- Born: 1744
- Died: 1806 (aged 61–62)

= John Abraham Fisher =

British musician

John Abraham Fisher (1744 – May or June 1806) was an English violinist and composer.

==Biography==
Fisher was born at Dunstable in 1744, the son of Richard Fisher. He was brought up in Lord Tyrawley's house, learning the violin from Thomas Pinto, and his appearance at the King's Theatre (1763), where he played a concerto, was "by permission" of his patron. The following year Fisher was enrolled in the Royal Society of Musicians. He matriculated at Magdalen College, Oxford, 26 June 1777. His indefatigable industry obtained him the degrees of Bac. and Doc. Mus. on 5 July 1777, his oratorio Providence being performed at the Sheldonian Theatre two days previously. The work was afterwards heard several times in London; but Fisher's name as a composer is more closely connected with theatrical than with sacred music.
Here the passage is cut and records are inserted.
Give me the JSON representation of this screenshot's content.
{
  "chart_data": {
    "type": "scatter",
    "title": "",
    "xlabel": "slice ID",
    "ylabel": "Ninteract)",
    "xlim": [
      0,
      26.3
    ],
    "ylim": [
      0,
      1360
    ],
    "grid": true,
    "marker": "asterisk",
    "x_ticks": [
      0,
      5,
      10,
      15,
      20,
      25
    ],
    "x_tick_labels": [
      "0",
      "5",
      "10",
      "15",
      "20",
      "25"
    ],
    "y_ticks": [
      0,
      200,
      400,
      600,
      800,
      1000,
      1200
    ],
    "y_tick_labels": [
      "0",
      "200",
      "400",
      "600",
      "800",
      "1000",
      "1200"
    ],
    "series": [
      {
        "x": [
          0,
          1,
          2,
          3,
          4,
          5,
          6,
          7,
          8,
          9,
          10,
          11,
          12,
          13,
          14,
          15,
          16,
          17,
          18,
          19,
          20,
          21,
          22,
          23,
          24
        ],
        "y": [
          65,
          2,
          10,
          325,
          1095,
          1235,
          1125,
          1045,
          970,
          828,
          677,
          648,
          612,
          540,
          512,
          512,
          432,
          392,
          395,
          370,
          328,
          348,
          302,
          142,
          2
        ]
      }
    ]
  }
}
He became entitled to a sixteenth share of Covent Garden Theatre by his marriage about 1770 with Miss Powell, daughter of a proprietor. He devoted his musical talent and business energy to the theatre. When his wife died Fisher sold his share in the theatre, and made a professional tour on the continent, visiting France, Germany, and Russia, and reaching Vienna in 1784. The Tonkünstler-Societät employed three languages in a memorandum—"Monsieur Fischer, ein Engelländer und virtuoso di Violino"—which probably refers to the stranger's performance at a concert of the society. Fisher won favour also at court, and became as widely known for his eccentricities as for his ingenious performances. It was not long before he drew odium upon himself through his marriage with, and subsequent ill-treatment of, Anna Storace, the prima donna. The wedding had taken place with a certain amount of éclat, but when the virtuoso bullied and even struck his bride, the scandal soon became public, and a separation followed. Fisher visited Mozart that week who supported Fisher's case. The emperor (Joseph) ordered Fisher to quit his dominion. Leaving his young wife he sought refuge in Ireland. The cordiality with which his old friend Robert Owenson welcomed him to Dublin, his personal appearance, and introduction into the family circle, have been amusingly described by Sydney, Lady Morgan, one of Owenson's daughters. Fisher gave concerts at the Rotunda, and occupied himself as a teacher. He died in May or June 1806.

==Works==
As an executant Fisher pleased by his skill and fiery energy. In his youth he appears to have revelled in his command of the instrument, and in his mature years he offended the critics by a showiness that bordered on charlatanism. Among Fisher's compositions, his Six Easy Solos for a Violin and Six Duettos were useful to amateurs of the time; while his Vauxhall and Marybone Songs, in three books, were made popular by the singing of Mrs. Weichsel, Vernon, and Bellamy. Another favourite book was a collection of airs forming A Comparative View of the English, French, and Italian Schools, which, however, contains no critical remarks. The songs In Vain I Seek to Calm to Rest and See with Rosy Beam deserve mention. The Six Symphonies, all scored for two oboes, two bassoons, two horns and strings were played at Vauxhall and at the theatres; the manuscript of a seventh symphony is held at the British Library. Recordings of the six symphonies were issued by Naxos in 2021.

The pantomime, with music, Master of the Woods, was produced at Sadler's Wells; the Harlequin Jubilee at Covent Garden, and, with the 'Sylphs' and the 'Sirens', gave evidence of the professor's facility in manufacturing musicianly serio-comic measures. The Norwood Gipsies, 'Prometheus', 'Macbeth', and lastly 'Zobeide', point to a more serious vein, though belonging equally to Fisher's theatrical period, about 1770–80; but the well-written anthem, 'Seek ye the Lord', sung at Bedford Chapel and Lincoln Cathedral. is of later date. Three violin concertos were published at Berlin, 1782.